If Chinese cyber-specialists were launching cyberattacks on behalf of the government and also freelancing for private clients during their time off, for example, Xi's reforms may have brought that to a close.

The reduction in cyber-activity also may have been a combination of the 2015 deal with the United States and Xi's new policies.

Cyberattacks have ramped back up since the post-deal dip, according to U.S. officials, although some of the current hacking may fall into a gray zone that the Chinese government may not consider to be covered by the 2015 agreement.

Naming and shaming

Even though the Justice Department's indictments haven't brought an end to China's alleged cyberattacks, they have made public information that previously had been kept under lock and key by the U.S. government.

That, in turn, has helped raise public awareness — particularly among American companies — about China's pervasive hacking, backers say.

"What the indictments do is they put all of this information about this in the hands of the people who are now being targeted," said John Hultquist, the director of intelligence analysis at the cybersecurity firm FireEye.

"It's really important to get this into their hands and, in some cases, even prove to them that it's happening."

That information has prompted some American and other Western companies to reconsider doing business in China or partnering with Chinese firms on joint ventures.

And if that hesitation leads to economic consequences for China over the coming years, it could prompt the Chinese government to reconsider how it does business, argue supporters of overt actions like the Justice Department charges.

"When you lay out in meticulous detail the type of actions they're taking to steal from the partners who are supposed to be doing joint ventures with their company and investing inside the United States, it has a reputational cost and it allows businesses to make more rational cost benefit calculations," said John Carlin, who led the Justice Department's National Security Division.

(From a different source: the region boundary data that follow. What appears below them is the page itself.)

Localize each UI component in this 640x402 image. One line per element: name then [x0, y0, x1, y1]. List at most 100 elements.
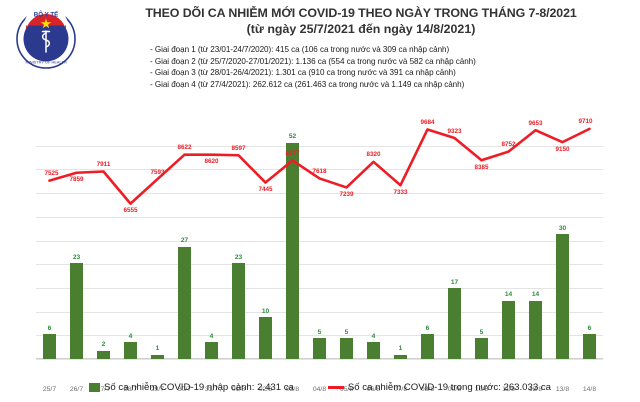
- bar-data-label: 5: [479, 328, 484, 336]
- x-axis-tick-label: 03/8: [285, 386, 300, 393]
- legend-item-imported: Số ca nhiễm COVID-19 nhập cảnh: 2.431 ca: [89, 382, 294, 393]
- svg-text:BỘ Y TẾ: BỘ Y TẾ: [34, 10, 59, 18]
- gridline: [36, 359, 603, 360]
- x-axis-tick-label: 05/8: [339, 386, 354, 393]
- chart-header: BỘ Y TẾ MINISTRY OF HEALTH THEO DÕI CA N…: [0, 0, 640, 100]
- bar: [502, 300, 515, 359]
- line-data-label: 7239: [339, 190, 354, 198]
- x-axis-tick-label: 13/8: [555, 386, 570, 393]
- ministry-of-health-logo-icon: BỘ Y TẾ MINISTRY OF HEALTH: [14, 5, 78, 72]
- bar: [232, 263, 245, 359]
- x-axis-tick-label: 08/8: [420, 386, 435, 393]
- x-axis-tick-label: 06/8: [366, 386, 381, 393]
- line-data-label: 8385: [474, 163, 489, 171]
- bar-data-label: 23: [234, 253, 243, 261]
- bar-data-label: 23: [72, 253, 81, 261]
- bar: [205, 342, 218, 359]
- bar-data-label: 4: [128, 332, 133, 340]
- gridline: [36, 311, 603, 313]
- bar-data-label: 2: [101, 341, 106, 349]
- line-data-label: 6555: [123, 207, 138, 215]
- line-data-label: 7333: [393, 188, 408, 196]
- gridline: [36, 216, 603, 218]
- x-axis-tick-label: 11/8: [502, 386, 515, 393]
- bar-data-label: 27: [180, 237, 189, 245]
- bar: [421, 334, 434, 359]
- x-axis-tick-label: 29/7: [150, 386, 165, 393]
- bar-data-label: 5: [317, 328, 322, 336]
- line-data-label: 7618: [312, 167, 327, 175]
- chart-legend: Số ca nhiễm COVID-19 nhập cảnh: 2.431 ca…: [0, 382, 640, 393]
- legend-item-domestic: Số ca nhiễm COVID-19 trong nước: 263.033…: [327, 382, 551, 393]
- page-title: THEO DÕI CA NHIỄM MỚI COVID-19 THEO NGÀY…: [145, 6, 577, 20]
- bar: [556, 234, 569, 359]
- line-data-label: 9150: [555, 145, 570, 153]
- phase-line-2: - Giai đoạn 2 (từ 25/7/2020-27/01/2021):…: [150, 56, 476, 66]
- svg-text:MINISTRY OF HEALTH: MINISTRY OF HEALTH: [25, 60, 66, 65]
- bar: [448, 288, 461, 359]
- gridline: [36, 335, 603, 337]
- line-data-label: 7859: [69, 176, 84, 184]
- line-data-label: 7911: [96, 161, 111, 168]
- x-axis-tick-label: 07/8: [393, 386, 408, 393]
- bar-data-label: 1: [398, 345, 403, 353]
- bar: [97, 350, 110, 359]
- x-axis-tick-label: 01/8: [231, 386, 246, 393]
- line-data-label: 8377: [285, 149, 300, 157]
- bar-data-label: 1: [155, 345, 160, 353]
- bar: [367, 342, 380, 359]
- bar-data-label: 14: [531, 291, 540, 299]
- chart-title-block: THEO DÕI CA NHIỄM MỚI COVID-19 THEO NGÀY…: [86, 6, 636, 37]
- bar: [124, 342, 137, 359]
- line-data-label: 8320: [366, 151, 381, 159]
- bar-data-label: 52: [288, 133, 297, 141]
- bar-data-label: 30: [558, 224, 567, 232]
- x-axis-tick-label: 25/7: [42, 386, 57, 393]
- bar-data-label: 4: [371, 332, 376, 340]
- phase-line-1: - Giai đoạn 1 (từ 23/01-24/7/2020): 415 …: [150, 45, 450, 54]
- bar: [151, 354, 164, 359]
- bar: [529, 300, 542, 359]
- line-data-label: 9323: [447, 127, 462, 135]
- chart-plot-area: 0100020003000400050006000700080009000 01…: [36, 118, 603, 393]
- x-axis-tick-label: 02/8: [258, 386, 273, 393]
- x-axis-tick-label: 12/8: [528, 386, 543, 393]
- bar-data-label: 14: [504, 291, 513, 299]
- gridline: [36, 193, 603, 195]
- x-axis-tick-label: 30/7: [177, 386, 192, 393]
- legend-swatch-line-icon: [327, 386, 344, 389]
- gridline: [36, 264, 603, 266]
- bar: [70, 263, 83, 359]
- bar-data-label: 6: [425, 324, 430, 332]
- line-data-label: 8752: [501, 141, 516, 149]
- bar-data-label: 6: [587, 324, 592, 332]
- gridline: [36, 287, 603, 289]
- line-data-label: 7525: [44, 170, 59, 178]
- chart-plot: 0100020003000400050006000700080009000 01…: [0, 100, 640, 402]
- phase-line-4: - Giai đoạn 4 (từ 27/4/2021): 262.612 ca…: [150, 79, 465, 89]
- x-axis-tick-label: 28/7: [123, 386, 138, 393]
- line-data-label: 9684: [420, 119, 435, 126]
- bar: [313, 338, 326, 359]
- bar: [475, 338, 488, 359]
- bar-data-label: 6: [47, 324, 52, 332]
- bar: [286, 142, 299, 359]
- x-axis-tick-label: 27/7: [96, 386, 111, 393]
- bar: [178, 246, 191, 359]
- phase-line-3: - Giai đoạn 3 (từ 28/01-26/4/2021): 1.30…: [150, 68, 456, 78]
- page-subtitle: (từ ngày 25/7/2021 đến ngày 14/8/2021): [246, 22, 476, 36]
- x-axis-tick-label: 14/8: [582, 386, 597, 393]
- line-data-label: 8622: [177, 144, 192, 152]
- line-data-label: 7445: [258, 186, 273, 194]
- line-data-label: 8620: [204, 158, 219, 166]
- line-data-label: 9710: [578, 118, 593, 126]
- x-axis-tick-label: 10/8: [474, 386, 489, 393]
- x-axis-tick-label: 26/7: [69, 386, 84, 393]
- x-axis-tick-label: 04/8: [312, 386, 327, 393]
- line-data-label: 7593: [150, 168, 165, 176]
- bar-data-label: 10: [261, 307, 270, 315]
- x-axis-tick-label: 31/7: [204, 386, 219, 393]
- bar-data-label: 4: [209, 332, 214, 340]
- legend-swatch-bar-icon: [89, 383, 101, 392]
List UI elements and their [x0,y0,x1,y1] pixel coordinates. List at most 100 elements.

Carlin helped bring the first case against Chinese hackers and he said that simply breaking the silence about the cyberattacks has been positive.

"It's quite useful, I think, for getting facts out there in a way that's credible to foreign partners and to our businesses."

But indictments are not on their own a solution, says Carlin, who wrote a book, "Dawn Of The Code War," that details efforts to combat China's hacking.

Instead, Carlin says, the indictments send a public signal while at the same time laying the groundwork for the United States to use other tools to pressure China to stop.

"If we're going to change this behavior, it has to be part of a larger strategy of raising the cost and includes all of the instruments of U.S. power, including the power to sanction under the Treasury Department," he said.

To date, however, the Treasury has not used that power against China over its industrial cyber-espionage.